All three teams are in agreement in understanding why football has been shifted to March. They appreciate that a global pandemic takes precedence over their passion.

Spring football will look like this, except for a lot more snow on and around the field.
Chris Dillmann | cdillmann@vasildaily.com

It’s just a major, mind-shaking adjustment. All three of these coaches have had a football season this time of year as players or coaches, dating back to when they were kids.

Of course it was a major disappointment when CHSAA announced the move of the season last month.

“I think it would be harder if we had a bunch of seniors,” said Pierson, whose team went 10-1 last year and made the state quarterfinals. “Our special senior season was last year. It’s all new for us. It’s grooming and player development and we’re all in this together. It would be hard with seniors.”

And that brings the spotlight right back to Gypsum, where the Devils were 5-5 last year and returning a whole bunch of seniors with big expectations.

“Our seniors are doing really well,” Brown said. “They mourned the loss of the (fall) season, and then we reframed (the season). Eight of our 13 seniors are captains on the team, and they’ve put in a lot of work.”

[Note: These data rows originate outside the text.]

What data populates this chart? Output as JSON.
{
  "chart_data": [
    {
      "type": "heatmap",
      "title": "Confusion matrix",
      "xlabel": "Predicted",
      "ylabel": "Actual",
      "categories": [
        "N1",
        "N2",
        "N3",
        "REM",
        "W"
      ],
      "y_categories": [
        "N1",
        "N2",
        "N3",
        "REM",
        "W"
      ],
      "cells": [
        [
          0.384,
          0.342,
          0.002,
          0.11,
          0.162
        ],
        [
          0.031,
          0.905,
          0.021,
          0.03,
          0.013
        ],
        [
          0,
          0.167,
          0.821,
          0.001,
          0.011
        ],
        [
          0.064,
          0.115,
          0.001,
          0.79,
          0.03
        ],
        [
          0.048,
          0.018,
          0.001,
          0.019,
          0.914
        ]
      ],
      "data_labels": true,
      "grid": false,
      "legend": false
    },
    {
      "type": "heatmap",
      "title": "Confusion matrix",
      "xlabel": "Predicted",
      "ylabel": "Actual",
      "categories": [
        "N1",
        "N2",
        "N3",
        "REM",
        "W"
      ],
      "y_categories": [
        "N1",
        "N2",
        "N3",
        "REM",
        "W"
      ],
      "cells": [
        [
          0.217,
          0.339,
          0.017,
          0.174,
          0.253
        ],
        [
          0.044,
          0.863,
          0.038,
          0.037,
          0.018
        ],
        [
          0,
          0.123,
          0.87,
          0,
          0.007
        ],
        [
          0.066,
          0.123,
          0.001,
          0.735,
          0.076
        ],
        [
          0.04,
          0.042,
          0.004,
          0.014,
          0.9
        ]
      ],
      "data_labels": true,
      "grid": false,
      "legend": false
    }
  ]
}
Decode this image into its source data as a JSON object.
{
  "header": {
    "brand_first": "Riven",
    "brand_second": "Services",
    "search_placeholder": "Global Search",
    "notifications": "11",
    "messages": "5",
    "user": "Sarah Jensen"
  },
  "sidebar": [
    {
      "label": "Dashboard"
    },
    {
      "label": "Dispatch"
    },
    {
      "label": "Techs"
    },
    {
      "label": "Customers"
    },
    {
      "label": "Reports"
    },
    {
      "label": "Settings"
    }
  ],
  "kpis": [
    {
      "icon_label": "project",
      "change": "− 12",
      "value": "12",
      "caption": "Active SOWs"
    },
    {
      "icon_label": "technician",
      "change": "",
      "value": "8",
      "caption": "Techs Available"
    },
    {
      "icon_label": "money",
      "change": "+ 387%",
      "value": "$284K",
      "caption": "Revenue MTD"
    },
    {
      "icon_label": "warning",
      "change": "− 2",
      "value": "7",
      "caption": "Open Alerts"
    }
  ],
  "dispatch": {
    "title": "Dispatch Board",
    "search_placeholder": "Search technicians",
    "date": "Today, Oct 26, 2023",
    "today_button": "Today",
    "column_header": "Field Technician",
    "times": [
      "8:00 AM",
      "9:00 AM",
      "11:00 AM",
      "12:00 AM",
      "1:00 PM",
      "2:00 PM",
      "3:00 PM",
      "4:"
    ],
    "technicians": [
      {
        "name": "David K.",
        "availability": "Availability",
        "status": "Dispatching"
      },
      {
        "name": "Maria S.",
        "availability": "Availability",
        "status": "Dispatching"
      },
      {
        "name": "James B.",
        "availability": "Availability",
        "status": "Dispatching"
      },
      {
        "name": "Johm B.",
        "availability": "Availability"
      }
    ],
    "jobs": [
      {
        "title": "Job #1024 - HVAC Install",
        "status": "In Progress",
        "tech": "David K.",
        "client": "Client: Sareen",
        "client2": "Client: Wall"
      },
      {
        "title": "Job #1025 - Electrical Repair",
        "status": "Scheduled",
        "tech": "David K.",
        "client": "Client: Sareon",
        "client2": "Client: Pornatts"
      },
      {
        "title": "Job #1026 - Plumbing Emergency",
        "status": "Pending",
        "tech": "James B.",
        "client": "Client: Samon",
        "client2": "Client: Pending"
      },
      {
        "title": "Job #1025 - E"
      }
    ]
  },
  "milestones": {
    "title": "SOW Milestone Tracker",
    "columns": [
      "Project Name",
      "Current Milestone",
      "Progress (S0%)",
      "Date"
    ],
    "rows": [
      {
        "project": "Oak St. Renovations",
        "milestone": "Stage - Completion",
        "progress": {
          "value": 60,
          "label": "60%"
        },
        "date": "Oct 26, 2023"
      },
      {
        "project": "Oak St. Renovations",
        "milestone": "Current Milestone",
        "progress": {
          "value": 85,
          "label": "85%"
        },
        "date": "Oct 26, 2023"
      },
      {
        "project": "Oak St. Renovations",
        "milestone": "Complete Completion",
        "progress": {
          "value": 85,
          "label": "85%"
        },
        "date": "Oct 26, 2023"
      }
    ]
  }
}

The Devils, Huskies and Saints did practice this summer and continue to do so during this weird autumn, be it on the field or in the weight room.

“We’ve been really trying to be appreciative,” Schuppler said of his Huskies. “We’ve had an average of 35 kids out here four days a week. We don’t want to throw this away because the season was moved.”

And those new schedules are out:

• Devils: Niwot, Conifer, Battle Mountain, Glenwood, Palisade, Summit and Steamboat Springs.

• Huskies: Aspen, Basalt, Eagle Valley, Glenwood, Palisade, Summit and Steamboat Springs.

 • Saints: Gilpin County, Hayden, Plateau Valley, Rangely, Soroco and West Grand and an nonconference foe to be determined.

•  And not that anyone is wondering, Battle Mountain is at Eagle Valley on March 26.

Got snowshoes?

Of course, the question on everyone’s mind when football was shifted to March and April was, “Don’t you know it snows up here?”

If everyone is walking around dazed in the autumn in the football community, they’re probably going to be excited by the concept of snow games this “spring.”

Schuppler immediately recalled that his favorite game at Elcho High School in Wisconsin was naturally a whiteout. Brown grew up in neighboring Minnesota, so he’s ready. And Pierson rightly pointed out of the opposition, “They have to play in it, too.”

And all involved are doubtless thrilled that artificial turf fields made their debut in 2009 in Eagle County.

Will it happen?

The coronavirus went mainstream on March 11 when the NBA started what would be a pro/college/high school sports shutdown. Six months ago, no one would have predicted that baseball would have a 60-game season, the NBA and NHL playoffs would be played in bubbles in September and October and that the college-football landscape would be completely changed.

So trying to predict what everything will look like in six months is probably a fruitless exercise.

Nonetheless, when asked if there’d be a season, Pierson said, “I have no idea, yet we have to plan if there is one.

“There are so many variables — the election, a possible vaccine, society’s comfort level, medical treatment, how we do as we open schools now. If the cases continue to go down, there’s a good chance.”